Narasiah Hansley, Kitouni Ouail, Scorsoglio Andrea, Sturdza Bernd K, Hatcher Shawn, Katcher Kelsi, Khalesi Javad, Garcia Dolores, Kusner Matt J
University College London, London, UK.
Massachusetts Institute of Technology, Cambridge, USA.
Sci Rep. 2024 Aug 17;14(1):19086. doi: 10.1038/s41598-024-67346-6.
Concentrated solar power (CSP) is one of the few sustainable energy technologies that offers day-to-night energy storage. Recent development of the supercritical carbon dioxide (sCO2) Brayton cycle has made CSP a potentially cost-competitive energy source. However, as CSP plants are most efficient in desert regions, where there is high solar irradiance and low land cost, careful design of a dry cooling system is crucial to make CSP practical.

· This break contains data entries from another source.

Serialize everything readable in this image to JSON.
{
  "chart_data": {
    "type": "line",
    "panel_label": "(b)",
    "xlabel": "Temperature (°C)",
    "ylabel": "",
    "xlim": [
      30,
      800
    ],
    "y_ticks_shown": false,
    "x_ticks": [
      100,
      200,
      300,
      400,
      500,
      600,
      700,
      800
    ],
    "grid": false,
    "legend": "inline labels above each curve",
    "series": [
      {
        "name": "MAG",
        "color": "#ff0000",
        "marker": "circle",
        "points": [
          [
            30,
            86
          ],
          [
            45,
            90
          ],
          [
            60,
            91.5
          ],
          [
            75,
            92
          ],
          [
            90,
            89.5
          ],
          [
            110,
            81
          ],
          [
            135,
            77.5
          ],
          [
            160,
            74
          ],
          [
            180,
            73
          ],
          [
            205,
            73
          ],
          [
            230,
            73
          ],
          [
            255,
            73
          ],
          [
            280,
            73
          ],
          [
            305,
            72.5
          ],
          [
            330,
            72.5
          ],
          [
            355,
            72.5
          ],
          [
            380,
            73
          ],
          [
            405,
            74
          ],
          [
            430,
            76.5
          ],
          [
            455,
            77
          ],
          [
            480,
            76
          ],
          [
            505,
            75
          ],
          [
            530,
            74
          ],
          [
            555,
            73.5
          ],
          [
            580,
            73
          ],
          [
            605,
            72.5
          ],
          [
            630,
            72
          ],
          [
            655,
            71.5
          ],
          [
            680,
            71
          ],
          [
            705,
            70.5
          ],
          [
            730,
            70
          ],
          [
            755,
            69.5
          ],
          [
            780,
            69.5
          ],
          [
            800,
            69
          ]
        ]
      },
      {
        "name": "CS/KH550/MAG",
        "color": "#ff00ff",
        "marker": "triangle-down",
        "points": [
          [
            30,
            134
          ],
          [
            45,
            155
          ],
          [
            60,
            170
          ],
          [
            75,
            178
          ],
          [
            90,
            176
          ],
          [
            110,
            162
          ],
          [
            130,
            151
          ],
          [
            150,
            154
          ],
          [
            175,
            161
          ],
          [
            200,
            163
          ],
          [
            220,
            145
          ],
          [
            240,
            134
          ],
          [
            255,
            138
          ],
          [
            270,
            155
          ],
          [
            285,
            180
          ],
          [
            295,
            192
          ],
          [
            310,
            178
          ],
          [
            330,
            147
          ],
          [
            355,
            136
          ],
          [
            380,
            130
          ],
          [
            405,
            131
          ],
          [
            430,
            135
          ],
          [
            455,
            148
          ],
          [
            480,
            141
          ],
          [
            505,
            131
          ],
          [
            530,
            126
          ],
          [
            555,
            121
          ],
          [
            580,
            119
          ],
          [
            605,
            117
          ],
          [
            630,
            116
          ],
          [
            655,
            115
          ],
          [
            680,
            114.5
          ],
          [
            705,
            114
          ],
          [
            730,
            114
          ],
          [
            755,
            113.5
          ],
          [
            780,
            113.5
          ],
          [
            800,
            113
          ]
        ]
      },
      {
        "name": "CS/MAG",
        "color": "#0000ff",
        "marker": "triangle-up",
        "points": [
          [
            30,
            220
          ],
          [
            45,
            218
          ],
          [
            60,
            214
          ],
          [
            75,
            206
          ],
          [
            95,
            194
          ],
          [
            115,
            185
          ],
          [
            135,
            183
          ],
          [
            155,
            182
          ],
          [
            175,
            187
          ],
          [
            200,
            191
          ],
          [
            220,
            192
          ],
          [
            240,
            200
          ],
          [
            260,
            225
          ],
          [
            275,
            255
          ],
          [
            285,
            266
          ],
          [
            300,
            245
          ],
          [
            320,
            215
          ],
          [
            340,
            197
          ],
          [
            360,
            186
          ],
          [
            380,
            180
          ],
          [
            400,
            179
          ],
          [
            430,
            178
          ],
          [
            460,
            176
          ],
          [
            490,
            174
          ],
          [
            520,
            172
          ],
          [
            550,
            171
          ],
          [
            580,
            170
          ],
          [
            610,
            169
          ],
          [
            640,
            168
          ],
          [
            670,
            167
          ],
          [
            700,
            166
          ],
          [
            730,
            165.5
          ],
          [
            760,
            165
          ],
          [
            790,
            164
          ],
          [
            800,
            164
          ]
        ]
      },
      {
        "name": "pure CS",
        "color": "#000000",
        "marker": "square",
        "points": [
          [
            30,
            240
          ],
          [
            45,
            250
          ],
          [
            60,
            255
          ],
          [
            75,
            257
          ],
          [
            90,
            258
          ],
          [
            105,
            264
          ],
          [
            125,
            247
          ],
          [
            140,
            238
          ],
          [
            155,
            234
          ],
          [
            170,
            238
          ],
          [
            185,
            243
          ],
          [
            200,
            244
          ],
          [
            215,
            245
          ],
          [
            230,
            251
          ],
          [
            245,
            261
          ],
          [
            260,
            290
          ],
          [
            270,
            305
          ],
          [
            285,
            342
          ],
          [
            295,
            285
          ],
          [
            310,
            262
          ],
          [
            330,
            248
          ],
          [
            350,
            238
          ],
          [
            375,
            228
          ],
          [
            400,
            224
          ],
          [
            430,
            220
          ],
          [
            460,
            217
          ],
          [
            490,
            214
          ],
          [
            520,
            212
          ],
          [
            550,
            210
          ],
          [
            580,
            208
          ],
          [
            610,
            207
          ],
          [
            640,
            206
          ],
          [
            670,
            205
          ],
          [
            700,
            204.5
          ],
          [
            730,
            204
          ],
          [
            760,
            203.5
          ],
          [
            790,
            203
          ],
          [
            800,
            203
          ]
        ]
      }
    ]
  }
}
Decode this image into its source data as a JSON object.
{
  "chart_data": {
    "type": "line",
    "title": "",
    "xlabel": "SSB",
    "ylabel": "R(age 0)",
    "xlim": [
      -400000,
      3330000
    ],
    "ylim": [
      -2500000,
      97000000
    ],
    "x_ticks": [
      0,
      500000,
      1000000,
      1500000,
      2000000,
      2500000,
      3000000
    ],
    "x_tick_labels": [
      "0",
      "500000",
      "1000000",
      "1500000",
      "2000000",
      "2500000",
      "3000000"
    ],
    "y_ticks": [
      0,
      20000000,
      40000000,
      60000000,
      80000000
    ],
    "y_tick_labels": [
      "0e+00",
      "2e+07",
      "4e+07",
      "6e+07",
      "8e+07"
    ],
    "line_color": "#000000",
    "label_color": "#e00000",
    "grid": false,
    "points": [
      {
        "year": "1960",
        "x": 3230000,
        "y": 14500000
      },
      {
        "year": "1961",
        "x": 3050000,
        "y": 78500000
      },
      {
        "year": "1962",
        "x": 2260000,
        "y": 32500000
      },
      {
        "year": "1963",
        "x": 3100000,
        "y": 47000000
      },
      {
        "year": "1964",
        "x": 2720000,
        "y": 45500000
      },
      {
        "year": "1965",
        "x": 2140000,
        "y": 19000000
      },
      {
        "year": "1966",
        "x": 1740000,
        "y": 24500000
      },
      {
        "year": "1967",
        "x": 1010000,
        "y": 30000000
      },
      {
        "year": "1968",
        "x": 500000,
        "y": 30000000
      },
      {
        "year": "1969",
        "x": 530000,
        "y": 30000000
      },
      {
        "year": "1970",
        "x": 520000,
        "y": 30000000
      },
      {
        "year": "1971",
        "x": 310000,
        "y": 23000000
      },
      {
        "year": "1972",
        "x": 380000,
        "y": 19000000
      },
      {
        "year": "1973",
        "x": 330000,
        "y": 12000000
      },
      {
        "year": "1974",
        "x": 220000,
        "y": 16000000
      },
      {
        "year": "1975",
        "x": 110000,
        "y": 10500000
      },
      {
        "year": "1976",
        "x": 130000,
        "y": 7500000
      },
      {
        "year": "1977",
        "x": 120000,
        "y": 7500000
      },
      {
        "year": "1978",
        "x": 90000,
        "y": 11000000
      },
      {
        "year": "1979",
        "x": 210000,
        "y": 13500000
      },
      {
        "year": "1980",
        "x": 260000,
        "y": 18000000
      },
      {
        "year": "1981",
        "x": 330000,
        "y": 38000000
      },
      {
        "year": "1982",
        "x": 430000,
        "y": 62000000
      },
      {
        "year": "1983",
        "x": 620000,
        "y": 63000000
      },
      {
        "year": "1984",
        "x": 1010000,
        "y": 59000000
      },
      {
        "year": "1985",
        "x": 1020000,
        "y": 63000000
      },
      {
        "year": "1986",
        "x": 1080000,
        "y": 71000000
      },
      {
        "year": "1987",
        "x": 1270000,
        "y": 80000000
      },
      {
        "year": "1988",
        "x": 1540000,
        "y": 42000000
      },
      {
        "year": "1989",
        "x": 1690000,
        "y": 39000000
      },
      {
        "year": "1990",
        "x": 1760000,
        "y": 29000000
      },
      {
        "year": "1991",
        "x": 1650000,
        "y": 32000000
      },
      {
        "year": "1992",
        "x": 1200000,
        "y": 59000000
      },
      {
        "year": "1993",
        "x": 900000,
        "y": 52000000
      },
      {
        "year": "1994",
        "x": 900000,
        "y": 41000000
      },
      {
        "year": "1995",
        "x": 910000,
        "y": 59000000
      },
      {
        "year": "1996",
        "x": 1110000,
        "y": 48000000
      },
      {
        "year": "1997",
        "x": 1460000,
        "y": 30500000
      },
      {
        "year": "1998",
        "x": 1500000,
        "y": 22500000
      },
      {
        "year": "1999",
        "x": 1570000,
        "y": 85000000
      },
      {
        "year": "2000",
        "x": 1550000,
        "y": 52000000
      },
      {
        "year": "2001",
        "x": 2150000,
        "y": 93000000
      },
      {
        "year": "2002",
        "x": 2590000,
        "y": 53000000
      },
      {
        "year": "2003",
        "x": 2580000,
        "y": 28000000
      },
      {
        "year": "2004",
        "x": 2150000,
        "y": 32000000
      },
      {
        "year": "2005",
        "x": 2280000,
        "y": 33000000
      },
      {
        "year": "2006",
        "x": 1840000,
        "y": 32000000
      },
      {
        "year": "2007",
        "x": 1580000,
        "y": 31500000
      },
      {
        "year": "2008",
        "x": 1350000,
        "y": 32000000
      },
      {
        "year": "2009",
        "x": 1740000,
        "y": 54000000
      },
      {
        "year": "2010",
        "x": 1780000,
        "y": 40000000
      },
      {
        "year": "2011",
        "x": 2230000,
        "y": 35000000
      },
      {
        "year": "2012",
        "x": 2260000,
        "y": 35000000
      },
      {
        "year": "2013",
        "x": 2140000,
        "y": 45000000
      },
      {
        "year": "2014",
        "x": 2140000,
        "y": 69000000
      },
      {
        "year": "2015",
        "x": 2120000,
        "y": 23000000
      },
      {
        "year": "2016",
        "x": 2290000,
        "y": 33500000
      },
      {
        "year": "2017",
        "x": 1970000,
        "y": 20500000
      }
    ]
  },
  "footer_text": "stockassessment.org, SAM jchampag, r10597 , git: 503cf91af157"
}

In this work, we present a machine learning system to optimize the factory design and configuration of a dry cooling system for an sCO2 Brayton cycle CSP plant. For this, we develop a physics-based simulation of the cooling properties of an air-cooled heat exchanger. The simulator is able to construct a dry cooling system satisfying a wide variety of power cycle requirements (e.g., 10-100 MW) for any surface air temperature. Using this simulator, we leverage recent results in high-dimensional Bayesian optimization to optimize dry cooler designs that minimize lifetime cost for a given location, reducing this cost by 67% compared to recently proposed designs. Our simulation and optimization framework can increase the development pace of economically-viable sustainable energy generation systems.
聚光太阳能发电(CSP)是少数几种能够提供昼夜储能的可持续能源技术之一。超临界二氧化碳(sCO2)布雷顿循环的最新发展使CSP成为一种具有潜在成本竞争力的能源。然而,由于CSP发电厂在太阳能辐照度高且土地成本低的沙漠地区效率最高,因此精心设计干式冷却系统对于使CSP切实可行至关重要。在这项工作中,我们提出了一种机器学习系统,以优化用于sCO2布雷顿循环CSP发电厂的干式冷却系统的工厂设计和配置。为此,我们开发了一种基于物理的风冷式热交换器冷却特性模拟方法。该模拟器能够构建一个干式冷却系统,以满足任何地表空气温度下各种功率循环要求(例如10 - 100兆瓦)。利用这个模拟器,我们利用高维贝叶斯优化的最新成果来优化干式冷却器设计,从而使给定位置的使用寿命成本降至最低,与最近提出的设计相比,成本降低了67%。我们的模拟和优化框架可以加快经济上可行的可持续能源发电系统的开发步伐。